Methods This was a nested case-control study within a 12 month prospective cohort study of paediatric inpatients. Cases were children who had experienced at least one probable or definite ADR during their admission, controls were children who had not experienced any probable or definite ADRs during their admission. An OLUL category was assigned to each medicine administered by comparison of its use with the terms of its marketing authorisation found in the SmPC1 using a system based on the categories proposed by Turner et al. 2 The OR of OLUL medicines being implicated in a probable or definite ADR was calculated. A multivariate Cox proportional hazards regression model was fit to the data to assess the influence that off label and unlicensed medicine use had on the hazard of an ADR occurring.

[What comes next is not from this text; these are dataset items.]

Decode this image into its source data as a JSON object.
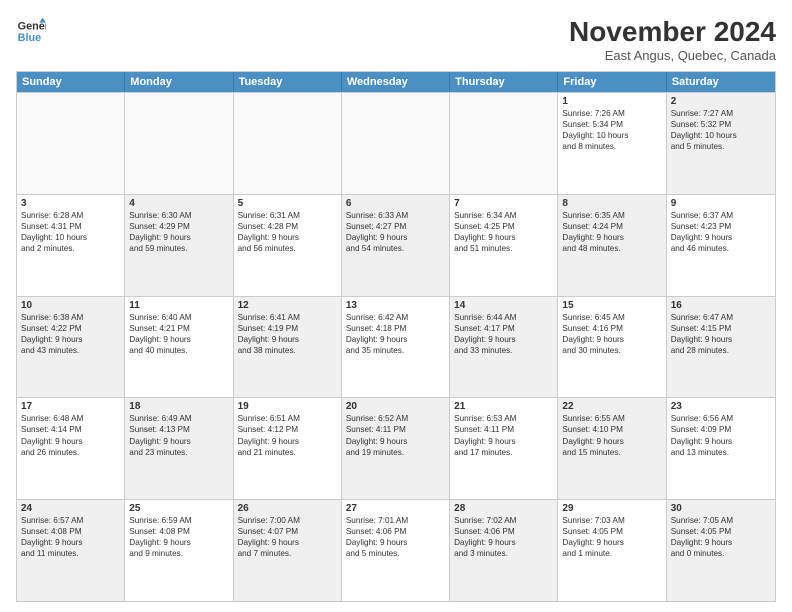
{
  "header": {
    "logo_line1": "General",
    "logo_line2": "Blue",
    "title": "November 2024",
    "location": "East Angus, Quebec, Canada"
  },
  "weekdays": [
    "Sunday",
    "Monday",
    "Tuesday",
    "Wednesday",
    "Thursday",
    "Friday",
    "Saturday"
  ],
  "rows": [
    [
      {
        "day": "",
        "info": "",
        "shaded": true,
        "empty": true
      },
      {
        "day": "",
        "info": "",
        "shaded": true,
        "empty": true
      },
      {
        "day": "",
        "info": "",
        "shaded": true,
        "empty": true
      },
      {
        "day": "",
        "info": "",
        "shaded": true,
        "empty": true
      },
      {
        "day": "",
        "info": "",
        "shaded": true,
        "empty": true
      },
      {
        "day": "1",
        "info": "Sunrise: 7:26 AM\nSunset: 5:34 PM\nDaylight: 10 hours\nand 8 minutes.",
        "shaded": false,
        "empty": false
      },
      {
        "day": "2",
        "info": "Sunrise: 7:27 AM\nSunset: 5:32 PM\nDaylight: 10 hours\nand 5 minutes.",
        "shaded": true,
        "empty": false
      }
    ],
    [
      {
        "day": "3",
        "info": "Sunrise: 6:28 AM\nSunset: 4:31 PM\nDaylight: 10 hours\nand 2 minutes.",
        "shaded": false,
        "empty": false
      },
      {
        "day": "4",
        "info": "Sunrise: 6:30 AM\nSunset: 4:29 PM\nDaylight: 9 hours\nand 59 minutes.",
        "shaded": true,
        "empty": false
      },
      {
        "day": "5",
        "info": "Sunrise: 6:31 AM\nSunset: 4:28 PM\nDaylight: 9 hours\nand 56 minutes.",
        "shaded": false,
        "empty": false
      },
      {
        "day": "6",
        "info": "Sunrise: 6:33 AM\nSunset: 4:27 PM\nDaylight: 9 hours\nand 54 minutes.",
        "shaded": true,
        "empty": false
      },
      {
        "day": "7",
        "info": "Sunrise: 6:34 AM\nSunset: 4:25 PM\nDaylight: 9 hours\nand 51 minutes.",
        "shaded": false,
        "empty": false
      },
      {
        "day": "8",
        "info": "Sunrise: 6:35 AM\nSunset: 4:24 PM\nDaylight: 9 hours\nand 48 minutes.",
        "shaded": true,
        "empty": false
      },
      {
        "day": "9",
        "info": "Sunrise: 6:37 AM\nSunset: 4:23 PM\nDaylight: 9 hours\nand 46 minutes.",
        "shaded": false,
        "empty": false
      }
    ],
    [
      {
        "day": "10",
        "info": "Sunrise: 6:38 AM\nSunset: 4:22 PM\nDaylight: 9 hours\nand 43 minutes.",
        "shaded": true,
        "empty": false
      },
      {
        "day": "11",
        "info": "Sunrise: 6:40 AM\nSunset: 4:21 PM\nDaylight: 9 hours\nand 40 minutes.",
        "shaded": false,
        "empty": false
      },
      {
        "day": "12",
        "info": "Sunrise: 6:41 AM\nSunset: 4:19 PM\nDaylight: 9 hours\nand 38 minutes.",
        "shaded": true,
        "empty": false
      },
      {
        "day": "13",
        "info": "Sunrise: 6:42 AM\nSunset: 4:18 PM\nDaylight: 9 hours\nand 35 minutes.",
        "shaded": false,
        "empty": false
      },
      {
        "day": "14",
        "info": "Sunrise: 6:44 AM\nSunset: 4:17 PM\nDaylight: 9 hours\nand 33 minutes.",
        "shaded": true,
        "empty": false
      },
      {
        "day": "15",
        "info": "Sunrise: 6:45 AM\nSunset: 4:16 PM\nDaylight: 9 hours\nand 30 minutes.",
        "shaded": false,
        "empty": false
      },
      {
        "day": "16",
        "info": "Sunrise: 6:47 AM\nSunset: 4:15 PM\nDaylight: 9 hours\nand 28 minutes.",
        "shaded": true,
        "empty": false
      }
    ],
    [
      {
        "day": "17",
        "info": "Sunrise: 6:48 AM\nSunset: 4:14 PM\nDaylight: 9 hours\nand 26 minutes.",
        "shaded": false,
        "empty": false
      },
      {
        "day": "18",
        "info": "Sunrise: 6:49 AM\nSunset: 4:13 PM\nDaylight: 9 hours\nand 23 minutes.",
        "shaded": true,
        "empty": false
      },
      {
        "day": "19",
        "info": "Sunrise: 6:51 AM\nSunset: 4:12 PM\nDaylight: 9 hours\nand 21 minutes.",
        "shaded": false,
        "empty": false
      },
      {
        "day": "20",
        "info": "Sunrise: 6:52 AM\nSunset: 4:11 PM\nDaylight: 9 hours\nand 19 minutes.",
        "shaded": true,
        "empty": false
      },
      {
        "day": "21",
        "info": "Sunrise: 6:53 AM\nSunset: 4:11 PM\nDaylight: 9 hours\nand 17 minutes.",
        "shaded": false,
        "empty": false
      },
      {
        "day": "22",
        "info": "Sunrise: 6:55 AM\nSunset: 4:10 PM\nDaylight: 9 hours\nand 15 minutes.",
        "shaded": true,
        "empty": false
      },
      {
        "day": "23",
        "info": "Sunrise: 6:56 AM\nSunset: 4:09 PM\nDaylight: 9 hours\nand 13 minutes.",
        "shaded": false,
        "empty": false
      }
    ],
    [
      {
        "day": "24",
        "info": "Sunrise: 6:57 AM\nSunset: 4:08 PM\nDaylight: 9 hours\nand 11 minutes.",
        "shaded": true,
        "empty": false
      },
      {
        "day": "25",
        "info": "Sunrise: 6:59 AM\nSunset: 4:08 PM\nDaylight: 9 hours\nand 9 minutes.",
        "shaded": false,
        "empty": false
      },
      {
        "day": "26",
        "info": "Sunrise: 7:00 AM\nSunset: 4:07 PM\nDaylight: 9 hours\nand 7 minutes.",
        "shaded": true,
        "empty": false
      },
      {
        "day": "27",
        "info": "Sunrise: 7:01 AM\nSunset: 4:06 PM\nDaylight: 9 hours\nand 5 minutes.",
        "shaded": false,
        "empty": false
      },
      {
        "day": "28",
        "info": "Sunrise: 7:02 AM\nSunset: 4:06 PM\nDaylight: 9 hours\nand 3 minutes.",
        "shaded": true,
        "empty": false
      },
      {
        "day": "29",
        "info": "Sunrise: 7:03 AM\nSunset: 4:05 PM\nDaylight: 9 hours\nand 1 minute.",
        "shaded": false,
        "empty": false
      },
      {
        "day": "30",
        "info": "Sunrise: 7:05 AM\nSunset: 4:05 PM\nDaylight: 9 hours\nand 0 minutes.",
        "shaded": true,
        "empty": false
      }
    ]
  ]
}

Results Of the 10 699 medicine courses administered to 1388 patients, 10 145 could be categorised. 68.8% were approved, 23.7% were off-label and 7.5% were unlicensed. 6.2% of all approved medicine courses were implicated in at least one ADR compared with 12.4% of off-label medicine courses and 14.9% of unlicensed medicine courses. The OR of an OLUL medicine being implicated in an ADR when compared with an approved medicine course was 2.3 (95% CI 2.0 to 2.6). Medicines licensed in children but given to a child below the minimum age or weight had the greatest risk of being implicated in an ADR when compared to approved medicines (OR 3·5, 95% CI 2.8 to 4.4). Fentanyl via any route excluding epidural had the greatest proportion of courses implicated (49.3%) and 98.6% of courses were off-label. Epidural fentanyl had 43.4% of courses implicated, 100% of courses were unlicensed. Multivariate analysis showed that age on admission and receipt of a general anaesthetic each had a significant effect on ADR risk. Each additional OLUL medicine given per day significantly increased the risk of an ADR (HR 1.267 95% CI 1.201 to 1.336 p<0.001). Similarly, each unit increase in the number of approved medicines in a single day also significantly increased the hazard of an ADR (HR 1.217 95% CI 1.171 to 1.263 p<0.001).

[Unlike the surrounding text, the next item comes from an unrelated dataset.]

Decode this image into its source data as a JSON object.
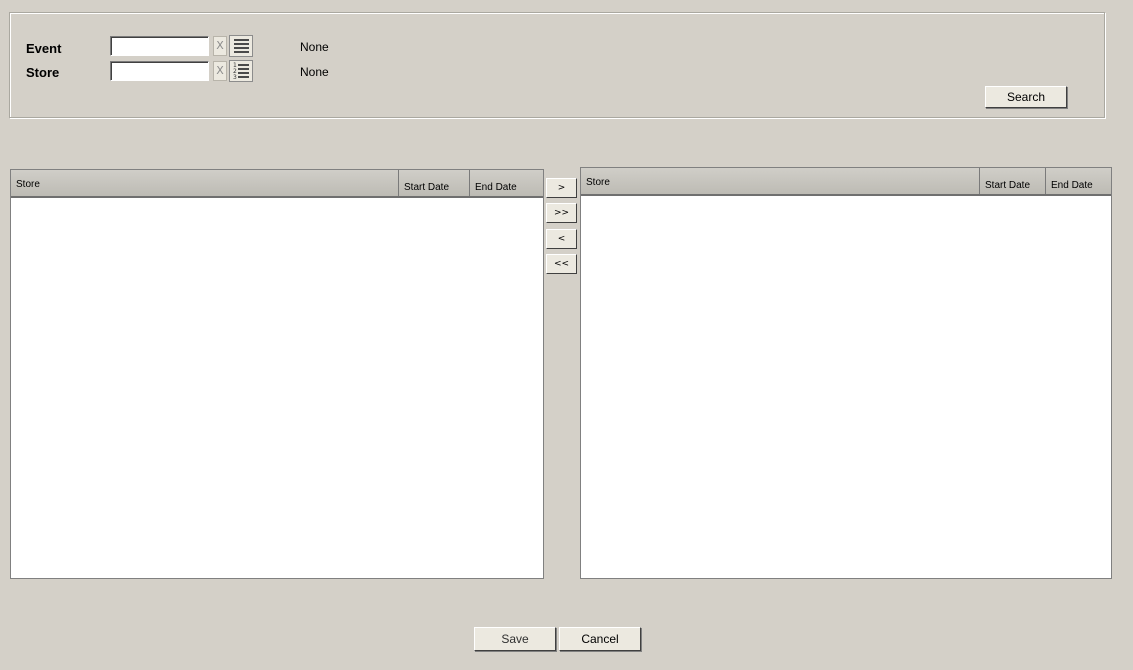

Conclusions The increase in ADR risk associated with OLUL prescribing must be considered in the context of the types of medicine implicated, the frequency of their use, the frequency with which they are implicated in ADRs and the frequency with which they are categorised as off-label or unlicensed. Some of the most commonly implicated medicines in this study are frequently OLUL (eg, fentanyl). Both the number of approved AND the number of OLUL medicines administered significantly increase the hazard of an ADR.